The best I can advise my fellow association folks is to do everything you can to secure your website.
Lessons from a cyberattack.
One Sunday in late January, Dave Grulke got an email that no organizational leader wants to receive. That morning, before heading out of town for a tradeshow in Las Vegas, Grulke, executive director of the Cabinet Makers Association, discovered that the group’s website had been hacked and would be shut down indefinitely.
In the email from CMA’s web host, Grulke learned that malicious code had been attached to several dozen of the core files that operated cabinetmakers.org—a breach that sparked a nearly three-day ordeal to get the site back up and running.
“I felt violated,” says Grulke. “It’s not a lot different from someone breaking into your home or into your car.”
From the large-scale data breach that exposed the personal information of millions of Target customers to the more recent cyberattack on Sony Pictures, hacks seem less and less an anomaly and more a matter of course for anyone operating on the internet.
“It’s not an ‘if’; it’s a ‘when,’” says Grulke, who is fully expecting CMA will get hacked again in the future.

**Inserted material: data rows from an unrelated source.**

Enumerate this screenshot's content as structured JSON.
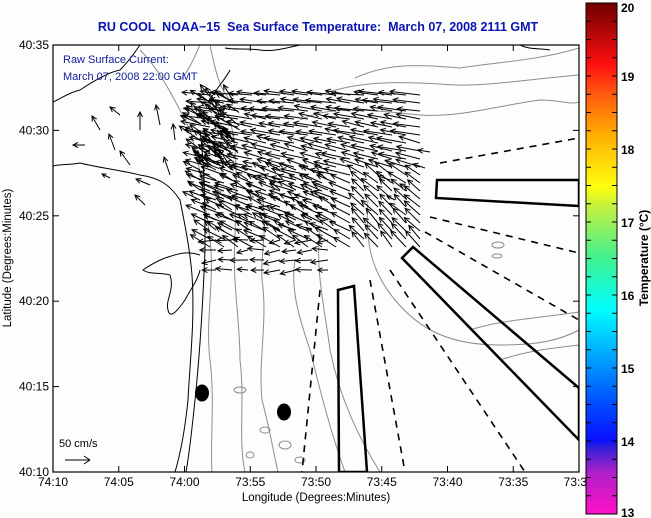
{
  "title": "RU COOL  NOAA−15  Sea Surface Temperature:  March 07, 2008 2111 GMT",
  "overlay": {
    "line1": "Raw Surface Current:",
    "line2": "March 07, 2008 22:00 GMT",
    "scale_label": "50 cm/s"
  },
  "axes": {
    "xlabel": "Longitude (Degrees:Minutes)",
    "ylabel": "Latitude (Degrees:Minutes)",
    "xticks": [
      "74:10",
      "74:05",
      "74:00",
      "73:55",
      "73:50",
      "73:45",
      "73:40",
      "73:35",
      "73:3"
    ],
    "yticks": [
      "40:10",
      "40:15",
      "40:20",
      "40:25",
      "40:30",
      "40:35"
    ]
  },
  "colorbar": {
    "label": "Temperature (°C)",
    "ticks": [
      "13",
      "14",
      "15",
      "16",
      "17",
      "18",
      "19",
      "20"
    ],
    "min": 13,
    "max": 20,
    "colors": [
      "#ff10c8",
      "#7a28d0",
      "#0a10ff",
      "#00a0ff",
      "#00ffff",
      "#60f080",
      "#ffff10",
      "#ffa000",
      "#ff1010",
      "#700000"
    ]
  },
  "colors": {
    "title": "#0a14b4",
    "overlay_text": "#1420a0",
    "coastline": "#000000",
    "bathymetry": "#8c8c8c"
  }
}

Fortunately for CMA, the association didn’t have sensitive member information stored on its website. “The worst anybody could steal would be name, address, and telephone information that they could probably get anyplace else on the web,” says Grulke. He hasn’t heard from any members or website visitors whose computers were subsequently infected after they visited CMA’s site.
The biggest headache was getting the site back online. With no IT staff, Grulke turned to the web developers who created the site to help fix the problem. They suggested using a service provided by the web host to disinfect the site, but what was expected to take 24 to 48 hours instead took closer to 60 because of the complexity of the attack.
“Aside from losing two days’ worth of stuff and [missing out on] promotions and directing people to the website, which caused us a little bit of angst, we were uncomfortably down for 60 hours, not knowing what to expect next,” Grulke says.
Grulke says he’s unsure if CMA will ever determine the identity of the hackers. The association beefed up its security measures with additional software—something Grulke encourages other associations not to be lax about. “The best I can advise my fellow association folks is to do everything you can to secure your website and stay up to date on whatever security issues or security programming you have in place,” he says.